I studied both financial and managerial accounting at Wharton Business school as an undergraduate. I also taught the whole managerial accounting course to my roommate at the time, so I have practice teaching the material in a way that makes sense to the student.
Algebra represents a fundamental transition and new way of thinking for every math student. Many students, myself included, needed some help making that transition, but once it's made the subject can be surprisingly easy. I think it's my job to help the student understand how to think so eventually, they learn the material on their own with ease.
I took Algebra II (Honors) in my freshman year of high school and passed with high marks. I've also had a lot of practice since then, since I faced a lot of algebra-intense problems in the physics and engineering classes I took at UPenn.
I took two years of calculus as a high school student and another 3 semesters in college. I struggled with calculus for a while before it "clicked" and I started to understand it intuitively. I've also had a lot of practice sharing that understanding with my peers. I think Calculus is when a student truly starts to understand how elegant math can be.
I earned a BSE with honors from the University of Pennsylvania (Ivy League) in Chemical and Biomolecular Engineering. As part of my senior design project, I used the accumulated knowledge to design a complete process, simulated in ASPEN, for the renewable production of para-xylene from biomass.
I studied Chemistry in my Sophomore year of high school, and I had one of those teachers that changes your life. I took AP Chemistry in my junior year, passed the AP exam with a 5 (highest score). I also qualified for the National Chemistry Olympiad at the state level twice (top twelve high school chemistry students in the state). I went on to study Chemical Engineering at an Ivy League school. I've also tutored Chemistry before at the request of my high school chemistry teacher.
I believe Math is the most important subject for a young student. Beyond setting the groundwork for more advanced math later, it teaches the problem-solving and pattern recognition techniques that every subject needs. As a result, I believe a tutor should focus on the underlying problems and patters in the math rather than the rote memorization that will only help the student pass their next quiz.

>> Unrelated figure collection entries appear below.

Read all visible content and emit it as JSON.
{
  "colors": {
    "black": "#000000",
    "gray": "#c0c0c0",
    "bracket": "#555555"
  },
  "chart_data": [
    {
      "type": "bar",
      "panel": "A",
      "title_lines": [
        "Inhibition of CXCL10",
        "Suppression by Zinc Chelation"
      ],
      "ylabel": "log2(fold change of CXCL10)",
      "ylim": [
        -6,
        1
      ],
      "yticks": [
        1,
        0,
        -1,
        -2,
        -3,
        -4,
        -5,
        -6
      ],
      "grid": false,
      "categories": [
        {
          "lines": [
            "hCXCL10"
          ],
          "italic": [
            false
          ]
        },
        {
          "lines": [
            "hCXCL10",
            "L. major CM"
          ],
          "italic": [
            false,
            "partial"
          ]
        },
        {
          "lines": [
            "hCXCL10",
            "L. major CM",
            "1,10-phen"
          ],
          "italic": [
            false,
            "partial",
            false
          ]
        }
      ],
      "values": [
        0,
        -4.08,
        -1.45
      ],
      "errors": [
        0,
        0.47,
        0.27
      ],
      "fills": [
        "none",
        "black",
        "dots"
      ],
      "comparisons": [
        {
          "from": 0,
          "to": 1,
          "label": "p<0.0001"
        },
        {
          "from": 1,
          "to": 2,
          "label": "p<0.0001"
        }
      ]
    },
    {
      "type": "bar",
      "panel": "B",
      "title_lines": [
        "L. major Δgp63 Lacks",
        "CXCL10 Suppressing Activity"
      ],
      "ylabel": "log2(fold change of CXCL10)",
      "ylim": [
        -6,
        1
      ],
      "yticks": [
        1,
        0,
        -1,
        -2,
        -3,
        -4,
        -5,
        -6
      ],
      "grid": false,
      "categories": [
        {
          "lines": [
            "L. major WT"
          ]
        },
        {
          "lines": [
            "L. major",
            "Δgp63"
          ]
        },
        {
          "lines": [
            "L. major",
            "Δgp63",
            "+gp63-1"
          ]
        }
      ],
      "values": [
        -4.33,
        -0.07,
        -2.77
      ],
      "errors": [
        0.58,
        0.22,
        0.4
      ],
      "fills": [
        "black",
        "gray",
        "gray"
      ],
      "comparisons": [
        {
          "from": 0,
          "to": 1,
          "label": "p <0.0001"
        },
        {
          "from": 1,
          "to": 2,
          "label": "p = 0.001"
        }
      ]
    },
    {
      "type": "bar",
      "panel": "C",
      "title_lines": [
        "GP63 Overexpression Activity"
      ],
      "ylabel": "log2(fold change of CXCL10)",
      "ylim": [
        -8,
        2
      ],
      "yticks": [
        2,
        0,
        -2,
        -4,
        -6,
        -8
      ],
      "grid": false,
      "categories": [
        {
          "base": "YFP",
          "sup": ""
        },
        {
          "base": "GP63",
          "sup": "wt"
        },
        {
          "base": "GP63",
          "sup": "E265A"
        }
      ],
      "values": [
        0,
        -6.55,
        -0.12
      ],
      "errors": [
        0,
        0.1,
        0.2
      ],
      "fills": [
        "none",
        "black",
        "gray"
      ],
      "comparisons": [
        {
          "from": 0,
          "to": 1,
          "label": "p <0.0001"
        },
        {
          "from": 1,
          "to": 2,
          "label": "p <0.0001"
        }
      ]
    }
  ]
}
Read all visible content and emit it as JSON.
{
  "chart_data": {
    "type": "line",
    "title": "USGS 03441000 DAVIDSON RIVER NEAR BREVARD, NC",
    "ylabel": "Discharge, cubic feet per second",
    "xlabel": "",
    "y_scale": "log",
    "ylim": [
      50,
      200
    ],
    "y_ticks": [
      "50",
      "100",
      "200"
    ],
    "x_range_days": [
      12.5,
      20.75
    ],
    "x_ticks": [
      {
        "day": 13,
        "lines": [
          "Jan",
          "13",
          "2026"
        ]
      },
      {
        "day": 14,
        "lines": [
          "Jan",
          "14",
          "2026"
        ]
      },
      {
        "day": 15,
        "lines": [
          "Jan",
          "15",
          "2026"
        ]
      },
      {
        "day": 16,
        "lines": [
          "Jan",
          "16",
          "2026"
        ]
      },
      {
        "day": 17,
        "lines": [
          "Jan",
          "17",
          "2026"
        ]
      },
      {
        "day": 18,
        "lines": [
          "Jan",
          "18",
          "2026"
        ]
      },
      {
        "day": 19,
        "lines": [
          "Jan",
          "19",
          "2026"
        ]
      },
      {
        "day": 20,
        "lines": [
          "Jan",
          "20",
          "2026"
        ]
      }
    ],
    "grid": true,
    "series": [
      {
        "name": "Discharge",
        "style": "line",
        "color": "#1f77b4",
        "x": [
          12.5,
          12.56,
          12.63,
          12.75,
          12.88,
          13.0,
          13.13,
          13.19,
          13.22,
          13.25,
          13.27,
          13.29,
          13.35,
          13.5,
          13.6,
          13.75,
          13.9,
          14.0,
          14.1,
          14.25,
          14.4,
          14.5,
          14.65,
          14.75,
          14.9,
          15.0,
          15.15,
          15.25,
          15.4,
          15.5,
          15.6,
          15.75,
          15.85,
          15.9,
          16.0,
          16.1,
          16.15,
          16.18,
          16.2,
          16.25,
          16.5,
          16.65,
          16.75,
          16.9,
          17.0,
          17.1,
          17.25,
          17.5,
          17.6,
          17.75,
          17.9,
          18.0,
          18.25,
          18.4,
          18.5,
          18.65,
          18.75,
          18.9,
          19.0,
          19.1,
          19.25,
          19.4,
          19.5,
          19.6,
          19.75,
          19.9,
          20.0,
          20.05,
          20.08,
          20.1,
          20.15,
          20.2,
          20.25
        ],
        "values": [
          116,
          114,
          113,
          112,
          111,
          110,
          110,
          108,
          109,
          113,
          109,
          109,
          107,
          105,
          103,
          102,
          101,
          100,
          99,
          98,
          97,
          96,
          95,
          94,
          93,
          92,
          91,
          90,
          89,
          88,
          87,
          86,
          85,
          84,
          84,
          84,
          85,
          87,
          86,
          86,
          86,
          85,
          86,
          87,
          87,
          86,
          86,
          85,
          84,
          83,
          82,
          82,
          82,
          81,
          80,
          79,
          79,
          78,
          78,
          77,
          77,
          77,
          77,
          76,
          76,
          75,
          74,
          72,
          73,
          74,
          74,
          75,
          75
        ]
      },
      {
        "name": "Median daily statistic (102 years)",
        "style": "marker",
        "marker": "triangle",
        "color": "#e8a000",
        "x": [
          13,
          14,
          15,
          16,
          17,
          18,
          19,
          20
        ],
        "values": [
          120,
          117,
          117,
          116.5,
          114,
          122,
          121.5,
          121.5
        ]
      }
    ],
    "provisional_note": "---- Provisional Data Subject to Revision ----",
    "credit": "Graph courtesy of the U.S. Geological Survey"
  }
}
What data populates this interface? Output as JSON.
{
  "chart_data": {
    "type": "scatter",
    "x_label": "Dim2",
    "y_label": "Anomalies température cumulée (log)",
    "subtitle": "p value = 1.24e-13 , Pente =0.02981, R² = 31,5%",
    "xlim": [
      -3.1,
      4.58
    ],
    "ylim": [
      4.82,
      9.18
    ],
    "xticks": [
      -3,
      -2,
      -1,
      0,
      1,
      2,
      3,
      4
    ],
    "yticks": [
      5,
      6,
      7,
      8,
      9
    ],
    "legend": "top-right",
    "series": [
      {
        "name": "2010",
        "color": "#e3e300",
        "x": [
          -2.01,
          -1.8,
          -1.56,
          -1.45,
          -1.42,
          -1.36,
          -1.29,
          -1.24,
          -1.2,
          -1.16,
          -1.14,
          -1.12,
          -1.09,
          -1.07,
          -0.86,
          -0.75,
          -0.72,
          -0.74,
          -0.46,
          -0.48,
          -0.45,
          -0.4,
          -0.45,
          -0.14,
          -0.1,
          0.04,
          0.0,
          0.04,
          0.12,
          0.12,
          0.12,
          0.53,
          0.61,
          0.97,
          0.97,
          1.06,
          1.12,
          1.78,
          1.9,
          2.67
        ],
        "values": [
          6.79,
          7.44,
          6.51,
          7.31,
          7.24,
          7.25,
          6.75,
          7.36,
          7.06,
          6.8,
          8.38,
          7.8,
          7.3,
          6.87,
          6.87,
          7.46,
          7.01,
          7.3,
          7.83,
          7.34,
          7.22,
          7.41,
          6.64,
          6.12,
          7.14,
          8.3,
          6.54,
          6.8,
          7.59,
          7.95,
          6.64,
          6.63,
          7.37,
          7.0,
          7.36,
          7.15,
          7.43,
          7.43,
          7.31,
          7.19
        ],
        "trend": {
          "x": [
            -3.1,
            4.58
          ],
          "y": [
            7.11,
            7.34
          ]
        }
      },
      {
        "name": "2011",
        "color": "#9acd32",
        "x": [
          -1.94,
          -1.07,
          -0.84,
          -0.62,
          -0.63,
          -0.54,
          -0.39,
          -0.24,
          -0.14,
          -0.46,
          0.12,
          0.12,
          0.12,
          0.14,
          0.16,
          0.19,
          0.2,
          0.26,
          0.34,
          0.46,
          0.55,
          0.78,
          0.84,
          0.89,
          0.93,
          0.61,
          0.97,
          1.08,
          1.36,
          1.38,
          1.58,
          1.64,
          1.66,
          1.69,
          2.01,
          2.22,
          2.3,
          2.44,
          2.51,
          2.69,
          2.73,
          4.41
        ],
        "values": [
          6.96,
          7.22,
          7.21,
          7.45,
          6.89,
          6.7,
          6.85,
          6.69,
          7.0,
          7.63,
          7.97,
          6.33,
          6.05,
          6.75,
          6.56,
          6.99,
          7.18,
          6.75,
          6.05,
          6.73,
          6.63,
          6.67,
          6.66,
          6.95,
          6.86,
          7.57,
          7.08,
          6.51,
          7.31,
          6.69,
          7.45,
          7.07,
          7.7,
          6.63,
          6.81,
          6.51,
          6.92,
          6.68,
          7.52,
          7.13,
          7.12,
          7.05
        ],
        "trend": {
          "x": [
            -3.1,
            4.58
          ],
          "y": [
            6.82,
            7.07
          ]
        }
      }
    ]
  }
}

I took Geometry in 8th grade. Of all fields of mathematics, I find Geometry most intuitive. Because of that, I have a lot of practice conveying that intuitive understanding to my peers.
I took Prealgebra in 6th grade. Though I'd always been a strong math student, I struggled with the transition to the higher level concepts. I overcame that lack of intuitive understanding, however, and went on to a fruitful study of mathematics up through six semesters of calculus. I believe I can help a struggling student make the transition from arithmetic to higher mathematical concepts.
Precalculus may be the most important year of math high school students take. As an engineering graduate, commanding calculus was critical for my education. However, I saw many intelligent peers struggle with math not because they couldn't understand the calculus, but because they lacked strong precalculus fundamentals. I believe that once students establish that strong base in precalculus and learn to apply it to the more complex concepts, they tend to succeed in precalculus and beyond.
I took the Math SAT twice without any preparatory classes, scoring 780 and 800. I also scored 800 on the Math SAT II. I believe the secret to success on the Math SAT is solid fundamentals, pattern recognition, and understanding the questions.